PURBALINGGA, iNewsPurwokerto.id-Pada abad ke-18, tercatat dalam beberapa literatur bahwa Purbalingga memiliki tokoh bernama Ki Arsantaka. Tokoh ini seharusnya diingat kembali oleh masyarakat Purbalingga.
"Tanpa disadari, Ki Arsantaka hidup di dalam kesadaran masyarakat Purbalingga, dan jika tidak diingatkan kembali, akan semakin terlupakan," kata Agus Sukoco dalam bedah buku "Wasiat Ki Arsantaka" yang ditulisnya, pekan lalu.
Agus Sukoco berusaha "menghidupkan kembali" kisah Ki Arsantaka dalam buku keduanya yang menceritakan tentang tokoh tersebut.
"Bagi saya, hal terpenting adalah menghidupkan kembali kisahnya, jadi masalah benar dan salah saya memilih pendekatan sastra sehingga buku ini tidak bisa dijadikan referensi sejarah akademis," jelasnya.
Gunanto Eko Saputro, seorang penggiat sejarah Purbalingga, ditugaskan sebagai pembedah buku tersebut. Ia menyatakan bahwa buku ini berusaha mengisi kekosongan sejarah pada masa awal antara Wirasaba dan Purbalingga yang tidak tercatat dalam literasi.
"Kemungkinan inilah yang menyebabkan Mas Agus Sukoco memilih kemasan Historical Fiction, tetapi saya bisa membayangkan bagaimana suasana dua abad sejak peristiwa mrapat hingga lahirnya Purbalingga pada 23 Juni 1759," ucapnya.
Igo menyatakan bahwa buku ini menghidupkan semangat kebanggaan bagi warga Purbalingga, yang memiliki sejarah yang sangat tua dan lebih awal daripada wilayah "ngapak" lainnya.

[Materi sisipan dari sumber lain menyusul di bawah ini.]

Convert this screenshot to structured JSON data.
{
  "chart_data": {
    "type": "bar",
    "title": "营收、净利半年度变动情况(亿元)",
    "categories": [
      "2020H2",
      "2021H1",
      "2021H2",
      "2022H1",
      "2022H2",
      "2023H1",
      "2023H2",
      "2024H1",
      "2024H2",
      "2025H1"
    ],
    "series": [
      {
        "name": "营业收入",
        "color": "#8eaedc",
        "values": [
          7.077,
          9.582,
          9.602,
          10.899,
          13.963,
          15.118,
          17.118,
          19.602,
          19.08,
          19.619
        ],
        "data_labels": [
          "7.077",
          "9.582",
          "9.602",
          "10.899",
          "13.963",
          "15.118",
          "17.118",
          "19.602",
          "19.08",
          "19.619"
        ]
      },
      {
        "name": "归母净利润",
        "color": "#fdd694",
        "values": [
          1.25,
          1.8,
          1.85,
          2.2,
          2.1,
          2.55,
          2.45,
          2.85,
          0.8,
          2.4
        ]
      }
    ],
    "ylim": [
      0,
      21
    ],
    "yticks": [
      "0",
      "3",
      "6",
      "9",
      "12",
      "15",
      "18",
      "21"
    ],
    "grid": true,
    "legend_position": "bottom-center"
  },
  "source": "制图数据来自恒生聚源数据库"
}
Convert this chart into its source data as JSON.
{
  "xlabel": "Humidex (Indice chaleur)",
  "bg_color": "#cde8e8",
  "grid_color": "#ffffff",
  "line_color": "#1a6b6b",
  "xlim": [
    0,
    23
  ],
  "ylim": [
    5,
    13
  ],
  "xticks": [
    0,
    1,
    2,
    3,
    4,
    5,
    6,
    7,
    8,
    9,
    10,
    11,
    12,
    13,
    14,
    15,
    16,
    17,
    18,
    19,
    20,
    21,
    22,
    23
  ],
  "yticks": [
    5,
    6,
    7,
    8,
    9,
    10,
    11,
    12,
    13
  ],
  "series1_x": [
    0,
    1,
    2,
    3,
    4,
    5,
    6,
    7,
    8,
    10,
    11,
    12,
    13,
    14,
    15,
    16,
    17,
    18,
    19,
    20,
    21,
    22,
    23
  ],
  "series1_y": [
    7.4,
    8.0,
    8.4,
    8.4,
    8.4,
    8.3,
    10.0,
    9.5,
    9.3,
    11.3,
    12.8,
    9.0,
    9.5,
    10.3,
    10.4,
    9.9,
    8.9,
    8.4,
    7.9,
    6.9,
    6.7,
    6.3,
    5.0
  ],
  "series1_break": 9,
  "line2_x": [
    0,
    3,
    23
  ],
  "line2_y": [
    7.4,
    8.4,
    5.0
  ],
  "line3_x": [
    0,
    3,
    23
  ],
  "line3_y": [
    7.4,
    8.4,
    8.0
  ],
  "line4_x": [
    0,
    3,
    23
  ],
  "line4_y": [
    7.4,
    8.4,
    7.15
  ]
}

"Sejarawan Belanda bernama Van der Meulen menyebutkan bahwa peradaban pertama di Jawa berdiri di lereng timur Gunung Slamet pada Abad Pertama Masehi," tambahnya.
Dalam acara bedah buku ini, turut hadir keturunan Ki Arsantaka sendiri yang saat ini menjabat sebagai Ketua DPRD Purbalingga, yaitu H.R. Bambang Irawan.
"Saya berterima kasih kepada semua yang hadir saat ini, khususnya karena tidak melupakan sejarah. Sebab, bagaimanapun sejarah adalah bagian dari perjalanan yang tidak boleh dilupakan," ucapnya.
Dalam momentum ini, Mas Bei, julukan untuk Igo, mengusulkan agar tokoh-tokoh Purbalingga mulai diinventarisir dan dihargai dengan menyematkan nama mereka dan gelar dalam nama jalan, gedung, atau ruang di Pemerintahan Purbalingga.
"Menurut kami, ini merupakan bagian dari upaya kita untuk menghargai para pendahulu. Hal kecil seperti ini bisa kita wariskan kepada anak cucu kita," tambahnya.
Ia berharap bahwa dengan adanya buku ini, akan muncul rasa kecintaan yang luar biasa terhadap Purbalingga dan berdampak pada kemajuan Purbalingga itu sendiri.